The veteran leaves his home to run a quick errand to the grocery store. He jumps into his vehicle and starts heading down the road. About two miles from home his mind goes blank. The veteran has forgotten where he was going. The veteran starts worrying, forgetting where he is and how he got there. As the veteran starts to go into panic mode, his phone rings. On the other side is his wife, reminding him to pick up milk at the grocery store. He frantically writes down his destination on his dri-erase board so as not to forget again.
The phone ringing is no coincidence. It is an action from a worried and caring wife looking after her husband who sustained a severe head injury over in Afghanistan from an improvised explosive device. Returning veterans suffering from brain injuries from these devices need specialized care from experienced doctors and infinite support from family and friends.
Traumatic brain injury, also known as TBI, develops when sudden trauma causes damage to the brain. TBI is a result of an object abruptly and violently hitting the head, or when an object pierces the skull and damages brain tissue. Symptoms of TBI, depending on the extent of damage to the brain, can range from mild, moderate, or severe. TBI can result in short or long term problems with daily activities and living such as school, work, or running basic errands.
Many symptoms of TBI deal with the speaking and thinking process of the brain. The veteran can experience mild to severe headaches; difficulty concentrating on tasks; slowness in thinking, speaking, or reading, and getting lost or easily confused. Signs and symptoms can be subtle and the veteran may look fine even though they act and feel differently. The functional changes that could result from TBI are thinking, sensation, language, and emotion.
Among surviving service members of Iraq and Afghanistan, TBI appears to account for a larger extent of casualties than in other recent U.S. wars. According to the United States Institute of Surgical Research, “approximately 22 percent of wounded service members from Iraq and Afghanistan who have transited through Landstuhl Regional Medical Center have had injuries to the head area.” The true magnitude of these wounds is probably higher because some closed brain injuries are not diagnosed in a timely manner.

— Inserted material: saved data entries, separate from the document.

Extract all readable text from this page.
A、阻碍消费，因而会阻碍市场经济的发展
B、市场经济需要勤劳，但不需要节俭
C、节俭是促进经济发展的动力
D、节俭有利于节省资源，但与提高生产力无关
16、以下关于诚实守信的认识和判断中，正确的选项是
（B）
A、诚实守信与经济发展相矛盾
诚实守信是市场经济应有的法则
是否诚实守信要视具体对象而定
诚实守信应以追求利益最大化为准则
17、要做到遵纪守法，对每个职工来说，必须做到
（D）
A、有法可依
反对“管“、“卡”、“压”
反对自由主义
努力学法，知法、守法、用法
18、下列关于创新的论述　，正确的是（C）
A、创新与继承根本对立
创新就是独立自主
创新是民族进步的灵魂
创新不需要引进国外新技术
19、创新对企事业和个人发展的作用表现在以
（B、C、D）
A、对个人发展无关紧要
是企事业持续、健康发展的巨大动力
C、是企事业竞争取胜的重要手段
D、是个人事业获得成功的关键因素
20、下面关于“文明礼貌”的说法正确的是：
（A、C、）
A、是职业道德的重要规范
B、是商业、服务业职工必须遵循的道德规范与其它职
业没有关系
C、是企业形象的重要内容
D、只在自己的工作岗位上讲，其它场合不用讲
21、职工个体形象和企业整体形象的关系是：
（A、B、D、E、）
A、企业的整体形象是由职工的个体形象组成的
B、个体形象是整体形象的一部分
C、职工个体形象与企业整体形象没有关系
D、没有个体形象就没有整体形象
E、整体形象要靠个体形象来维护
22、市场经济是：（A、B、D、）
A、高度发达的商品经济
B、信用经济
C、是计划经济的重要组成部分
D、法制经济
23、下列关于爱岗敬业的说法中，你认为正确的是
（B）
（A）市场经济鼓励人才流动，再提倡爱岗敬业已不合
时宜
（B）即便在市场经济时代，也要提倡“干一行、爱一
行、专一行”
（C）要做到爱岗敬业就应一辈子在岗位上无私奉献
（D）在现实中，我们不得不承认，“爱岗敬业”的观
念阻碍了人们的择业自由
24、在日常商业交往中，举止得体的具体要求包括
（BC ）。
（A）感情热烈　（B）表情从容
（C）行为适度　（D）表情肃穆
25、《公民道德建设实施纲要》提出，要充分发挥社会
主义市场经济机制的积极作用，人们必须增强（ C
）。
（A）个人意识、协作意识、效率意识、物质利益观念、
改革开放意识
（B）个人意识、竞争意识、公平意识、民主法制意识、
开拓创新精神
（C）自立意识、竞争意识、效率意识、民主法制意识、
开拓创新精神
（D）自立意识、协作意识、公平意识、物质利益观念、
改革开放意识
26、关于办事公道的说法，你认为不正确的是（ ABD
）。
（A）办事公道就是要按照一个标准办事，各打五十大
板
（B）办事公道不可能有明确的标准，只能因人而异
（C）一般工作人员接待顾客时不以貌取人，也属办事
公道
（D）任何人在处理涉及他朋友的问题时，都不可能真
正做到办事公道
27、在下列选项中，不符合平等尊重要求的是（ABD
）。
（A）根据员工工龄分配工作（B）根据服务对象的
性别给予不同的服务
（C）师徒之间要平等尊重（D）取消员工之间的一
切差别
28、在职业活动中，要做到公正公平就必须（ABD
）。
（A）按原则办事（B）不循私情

Body armor and Kevlar helmets shield the service member from bullets and shrapnel and has effectively improved the overall survival rate, but the helmet does not protect the face. The helmet also does not protect the wearer against the concussion of a blast. Most brain injuries are produced by improvised explosive devices in which the pressure shifts and causes concussions or contusions.

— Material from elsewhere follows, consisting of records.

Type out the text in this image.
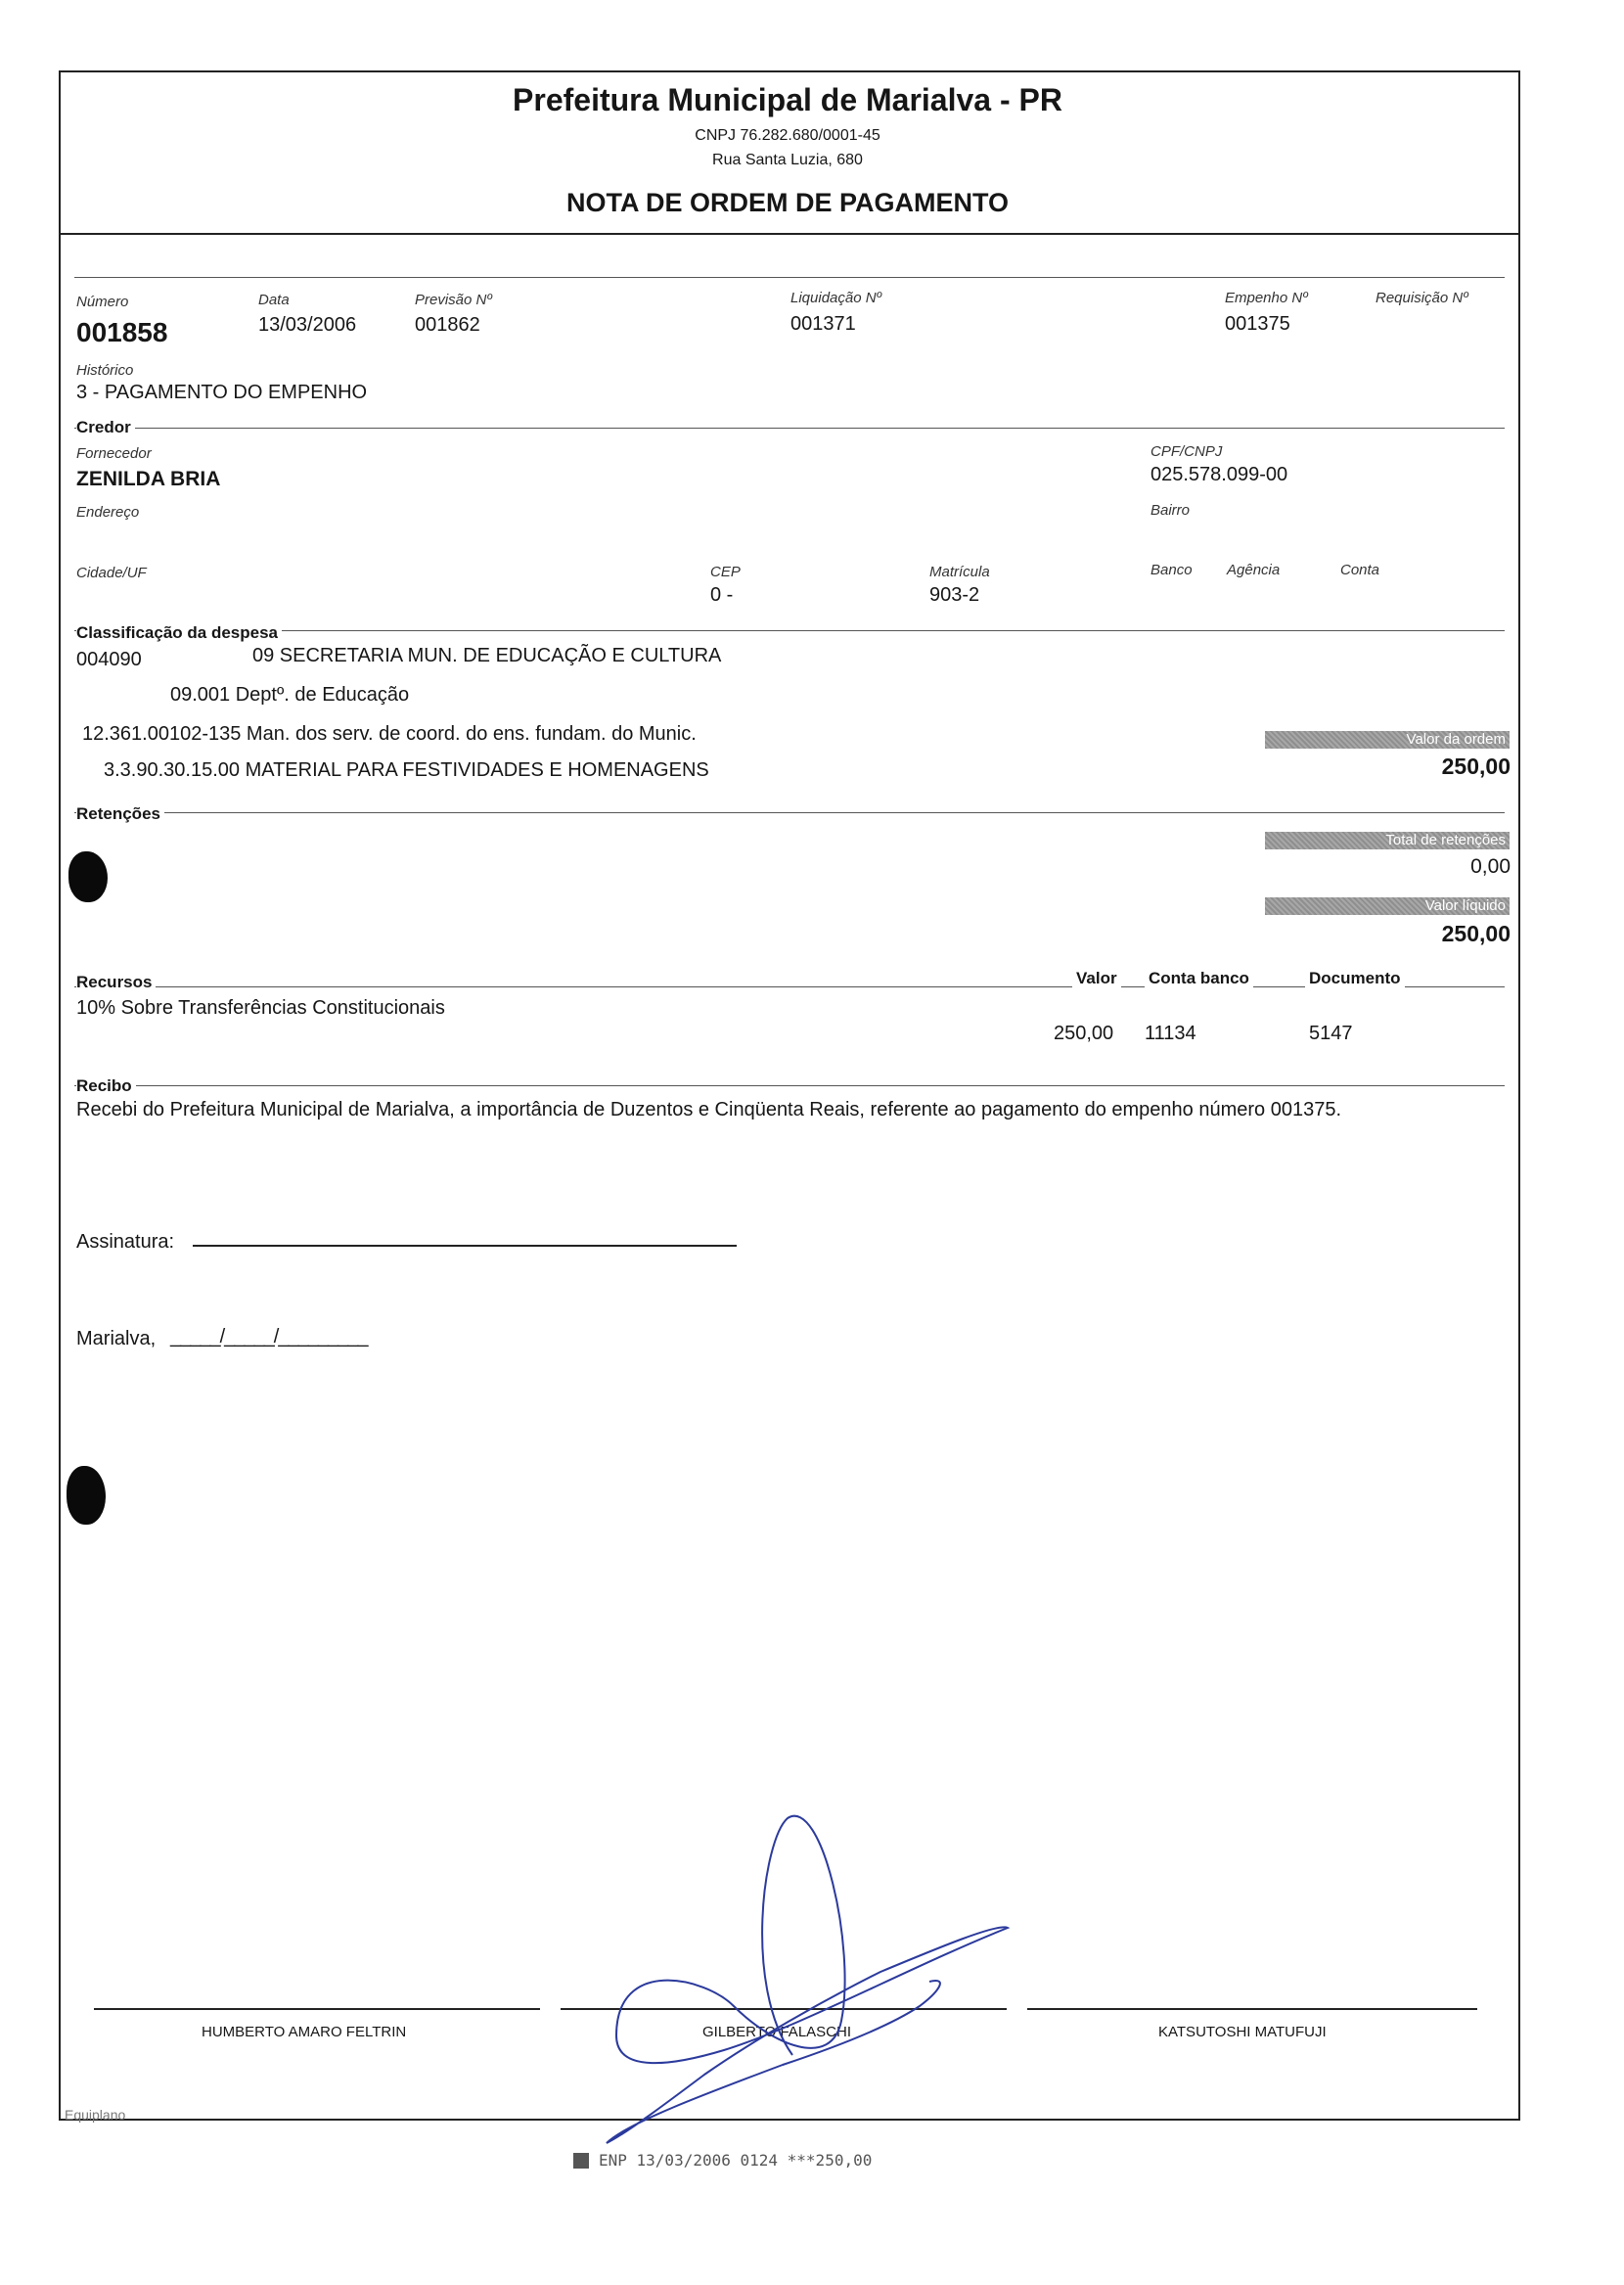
Prefeitura Municipal de Marialva - PR
CNPJ 76.282.680/0001-45
Rua Santa Luzia, 680
NOTA DE ORDEM DE PAGAMENTO
Número
001858
Data
13/03/2006
Previsão Nº
001862
Liquidação Nº
001371
Empenho Nº
001375
Requisição Nº
Histórico
3 - PAGAMENTO DO EMPENHO
Credor
Fornecedor
ZENILDA BRIA
CPF/CNPJ
025.578.099-00
Endereço	Bairro
Cidade/UF	CEP
0 -
Matrícula
903-2
Banco Agência	Conta
Classificação da despesa
004090	09 SECRETARIA MUN. DE EDUCAÇÃO E CULTURA
09.001 Deptº. de Educação
12.361.00102-135 Man. dos serv. de coord. do ens. fundam. do Munic.
3.3.90.30.15.00 MATERIAL PARA FESTIVIDADES E HOMENAGENS
Valor da ordem
250,00
Retenções
Total de retenções
0,00
Valor líquido
250,00
Recursos	Valor Conta banco	Documento
10% Sobre Transferências Constitucionais
250,00 11134	5147
Recibo
Recebi do Prefeitura Municipal de Marialva, a importância de Duzentos e Cinqüenta Reais, referente ao pagamento do empenho número 001375.
Assinatura:
Marialva, _____/_____/_________
HUMBERTO AMARO FELTRIN	GILBERTO FALASCHI	KATSUTOSHI MATUFUJI
Equiplano
ENP 13/03/2006 0124 ***250,00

When U.S. service members in Iraq and Afghanistan receive serious brain injuries, they immediately receive medical care on the battlefield and are then medically evacuated to support hospitals for further treatment and stabilization. Depending on the severity and once stabilized, service members are then transported to one of eight participating U.S. hospitals for further assessment and treatment.
Recovering from a traumatic brain injury can complicate the rehabilitation process because the brain injury affects mood and cognitive function. Service members with TBI may take longer to recover and overcome the lingering effects than recovering from other wounds. The problem with TBI is that it cannot be seen by the untrained eye. Unlike other wounds, service members’ personalities are not the same after a traumatic brain injury and they may never be the same. Not all combat wounds are visible.